On Sat, Dec 19, 2020 at 4:40 PM Phil Perry pperry@elrepo.org wrote:
I fear this is not really practicable. 3rd Party kernel driver updates are largely delivered for RHEL using Red Hat's Driver Update Programme framework that has existed since the early days of RHEL5 [1-4]. It is totally dependent upon the relatively stable kABI that exists in RHEL between point releases. CentOS Stream does not provide this. You are proposing we try banging a square peg into a round hole. As it stands, CentOS Stream is great as a CI development system for us to use to develop packages for the next point release of RHEL (e.g, 8.4), not for us to develop packages intended to be consumed today by users running Stream.
Hi Phil,
Yes, it's pretty clear to all that we're going to need to develop new mechanisms to make this work.
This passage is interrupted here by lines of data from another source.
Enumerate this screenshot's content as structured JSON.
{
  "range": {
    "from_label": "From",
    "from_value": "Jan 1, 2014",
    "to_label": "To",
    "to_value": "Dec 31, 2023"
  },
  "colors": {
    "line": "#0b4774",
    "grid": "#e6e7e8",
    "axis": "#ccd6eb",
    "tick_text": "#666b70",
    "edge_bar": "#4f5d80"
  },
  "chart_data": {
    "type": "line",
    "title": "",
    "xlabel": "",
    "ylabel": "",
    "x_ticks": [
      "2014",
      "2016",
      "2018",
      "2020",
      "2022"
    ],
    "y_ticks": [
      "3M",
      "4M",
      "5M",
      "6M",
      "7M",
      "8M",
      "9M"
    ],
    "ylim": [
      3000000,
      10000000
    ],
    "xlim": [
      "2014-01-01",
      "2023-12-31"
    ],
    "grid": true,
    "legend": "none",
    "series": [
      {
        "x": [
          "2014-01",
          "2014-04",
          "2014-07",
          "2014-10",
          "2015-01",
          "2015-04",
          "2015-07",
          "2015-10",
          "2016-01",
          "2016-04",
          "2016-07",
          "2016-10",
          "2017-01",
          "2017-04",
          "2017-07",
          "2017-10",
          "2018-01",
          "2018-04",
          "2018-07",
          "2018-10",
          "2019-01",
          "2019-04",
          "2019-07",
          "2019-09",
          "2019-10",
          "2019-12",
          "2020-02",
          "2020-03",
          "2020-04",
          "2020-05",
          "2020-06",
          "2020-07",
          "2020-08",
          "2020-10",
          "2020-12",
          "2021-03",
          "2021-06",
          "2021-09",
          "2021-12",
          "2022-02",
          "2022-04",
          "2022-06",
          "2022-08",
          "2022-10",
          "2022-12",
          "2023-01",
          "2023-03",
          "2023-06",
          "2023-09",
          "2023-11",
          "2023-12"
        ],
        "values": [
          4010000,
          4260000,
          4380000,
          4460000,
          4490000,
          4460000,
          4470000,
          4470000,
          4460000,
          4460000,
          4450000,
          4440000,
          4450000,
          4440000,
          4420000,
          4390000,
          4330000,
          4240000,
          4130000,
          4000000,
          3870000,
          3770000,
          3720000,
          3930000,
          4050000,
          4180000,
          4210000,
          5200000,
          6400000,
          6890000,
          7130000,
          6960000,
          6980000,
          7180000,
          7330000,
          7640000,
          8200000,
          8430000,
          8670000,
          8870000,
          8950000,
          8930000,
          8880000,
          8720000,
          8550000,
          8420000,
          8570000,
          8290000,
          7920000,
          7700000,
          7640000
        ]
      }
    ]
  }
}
The solution is to make regular RHEL kernel updates available in the Stream repository, on either an opt-in or opt-out basis, depending upon one's intended use case. To suggest that a SIG or other mechanism could be implemented to regularly rebuild 3rd party content is simply not feasible for a number of reasons. Firstly, it's not simply a matter of rebuilding 3rd party drivers against each newer kernel. Many of our own drivers will require a code rebase for each rebuild or patches updating that no longer apply cleanly. This is not something that can be readily automated. Secondly, as I understand it, as we move forward and Red Hat kernel development moves towards the CentOS Stream model, we will be seeing nightly builds so this work will need to be undertaken on a daily basis which again is simply not feasible, nor sustainable. Even if we could rebuild our content on a daily basis, by the time we've updated our build systems with the latest CentOS Stream kernel, rebased , fixed and rebuilt 50+ packages, signed them, put them through QA and released them, and our global mirror network has synced, CentOS Stream will have likely released the next daily kernel update and we are back to square one. Square peg, round hole.
Stream kernels + third party driver adaption logistics are complicated, but I don't think they're impossible. We probably have a different understanding of the constants and the variables in this equation, so let's keep talking about it and see what we can do. Again, a lot of Red Hatters are going to be absent the next couple weeks, but that's just bad timing, not disinterest.
I am encouraged that people within Red Hat are starting to recognise and acknowledge some of the challenges we face, but the conversation seems to be stuck at the same place and we are not moving forward to discuss and implement the very workable solution which has been proposed. Can regular RHEL kernels be populated into a Stream repository, either by default or as an optional add on? If so, when can we expect this to happen?
My reading of Q14 on https://centos.org/distro-faq/ suggests this would not be allowed.
Or maybe Red Hat's solution is for any affected CentOS Stream customers to email centos-questions@redhat.com and be given free RHEL licenses? It would be nice to have some clarity around this.
Whether you're blocked from using CentOS Stream or RHEL, we definitely want to hear the details, so we can make one or both viable options.